7674.fb2
Он усмехнулся, дотянул папиросу до конца, тут же зажег вторую, снова зажмурился, выпуская дым, и только потом ответил.
“Легкие у вас папиросы, господин, сказал он, что кури, что не кури, один толк. А что вы германца боитесь и за Россию беспокоитесь, то это зря. Германец и вам ничего не сделает, потому что вы по научной или коммерческой части, а ему разве не надо таких? И Россия никуда не подевается, где стоит, там и будет стоять, что ж германец, с земли Россию приберет? Ничего ей не сделается, никуда ее не денешь, Россию. А Керенскова с этим… с Гучко… пусть”.
Пораженный его словами, я ничего не отвечал. Потом решительно опустил револьвер, подошел к столу, тоже достал папиросу, глазами попросил его, и он поднес мне свою, чтобы я от нее зажег. Некоторое время мы курили опять молча.
“Царя скинули, сказал он наконец, как бы продолжая мне объяснять свою идею, пока он был, за него и воевали. А теперь его под арестом содержат, как вора, за кого ж воевать? За Россию нет причины воевать, она и так проживет”.
Он бросил окурок в печку, его примеру последовал я.
“Что ж, господин, сейчас пойдете за станционным жандармом, спросил он с усмешкой, да сюда его приведете? Ну, ведите, я далеко не скроюсь, а скроюсь, так в лесу через дня три пропаду. Дело ваше, вы в законном праве, ведите жандарма”.
Вместо ответа я сунул револьвер в карман и оттолкнул в сторону по полу его винтовку. Он смотрел на меня молча, ожидая, что я скажу.
“Сейчас я пойду на станцию, но не за жандармом, а чтобы оттуда домой идти, сказал я, только ты мне покажи отсюда на станцию направление. Винтовку я тебе оставляю, так что можешь в спину мне выстрелить, только это с твоей стороны будет глупо, потому что если ты меня отпустишь, то завтра я тебе сюда принесу не только еды, но и одежды штатской, и дам немного денег. И винтовка тебе не потребуется. Поедешь к себе рыбу ловить, а что бумаг у тебя, конечно, нет, то уж тут помочь не смогу. Пробирайся домой, как придумаешь, а там жди, когда германец придет и спокойную жизнь тебе позволит”.
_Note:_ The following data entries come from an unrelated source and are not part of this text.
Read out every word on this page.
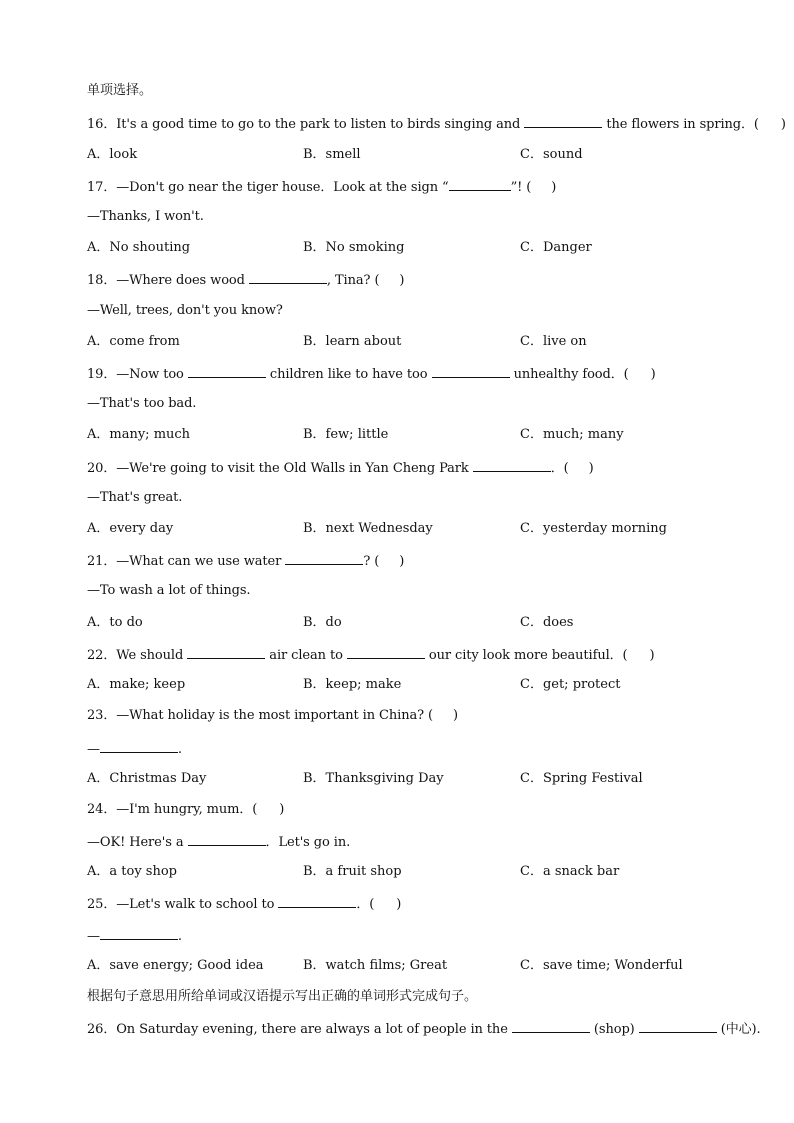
单项选择。
16．It's a good time to go to the park to listen to birds singing and	the flowers in spring．( )
A．look	B．smell	C．sound
17．—Don't go near the tiger house．Look at the sign “	”! ( )
—Thanks, I won't.
A．No shouting	B．No smoking	C．Danger
18．—Where does wood	, Tina? ( )
—Well, trees, don't you know?
A．come from	B．learn about	C．live on
19．—Now too	children like to have too	unhealthy food．( )
—That's too bad.
A．many; much	B．few; little	C．much; many
20．—We're going to visit the Old Walls in Yan Cheng Park	．( )
—That's great.
A．every day	B．next Wednesday	C．yesterday morning
21．—What can we use water	? ( )
—To wash a lot of things.
A．to do	B．do	C．does
22．We should	air clean to	our city look more beautiful．( )
A．make; keep	B．keep; make	C．get; protect
23．—What holiday is the most important in China? ( )
—	.
A．Christmas Day	B．Thanksgiving Day	C．Spring Festival
24．—I'm hungry, mum．( )
—OK! Here's a	．Let's go in.
A．a toy shop	B．a fruit shop	C．a snack bar
25．—Let's walk to school to	．( )
—	.
A．save energy; Good idea	B．watch films; Great	C．save time; Wonderful
根据句子意思用所给单词或汉语提示写出正确的单词形式完成句子。
26．On Saturday evening, there are always a lot of people in the	(shop)	(中心).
Он курил уже третью папиросу, смотрел на меня прямо, в упор, и, очевидно, размышлял. Так прошло минут пять, если не больше. Потом он поднял винтовку и вынул из магазина остававшиеся там два патрона, протянул мне.
“Это пока возьмите, господин, сказал он, чтобы вам не бояться спиной ко мне уходить. А до станции прямо по дороге версты две, только в овраг не сворачивайте. Так что прощайте, если что. А как завтра и вправду придете, то патроны эти принесите. На всякий плохой случай”.
Резко повернувшись, я вышел из избы, прикрыл за собой дверь и быстро пошел по заброшенной дороге. Дома я был через полтора часа, почти падая от усталости. Повалился в кабинете на диван, но нервы не давали уснуть. Махнув на пост рукой, шепотом прося прощения у Господа, пошел в буфетную… Но и с помощью любимого средства не смог успокоиться, ночью вовсе не спал, и сейчас меня трясет, как в лихорадке. И ничего комического мне во вчерашнем приключении уже не представляется.
Боже, ведь он прав! Вот в чем дело: он прав.
Сейчас соберу вещи — найду старое свое пальто, штиблеты на хорошей подметке, белье и прочее, возьму из кладовой копченой грудины и сахару, табаку фунтовую пачку, сложу все в большой парусиновый саквояж, с которым уже давно не езжу, туда же суну его патроны да пойду. На станции надо хлеба купить…
Да, он совершенно прав, никаких сомнений нет.
22 марта, 5 вечера
Вот жил себе, мучился, как многие вокруг мучаются, но не более, так нет же — устроил себе отдых для успокоения нервов, ничего не скажешь. Теперь, после событий последних двух дней, мне и вовсе впору в психиатрическую лечебницу…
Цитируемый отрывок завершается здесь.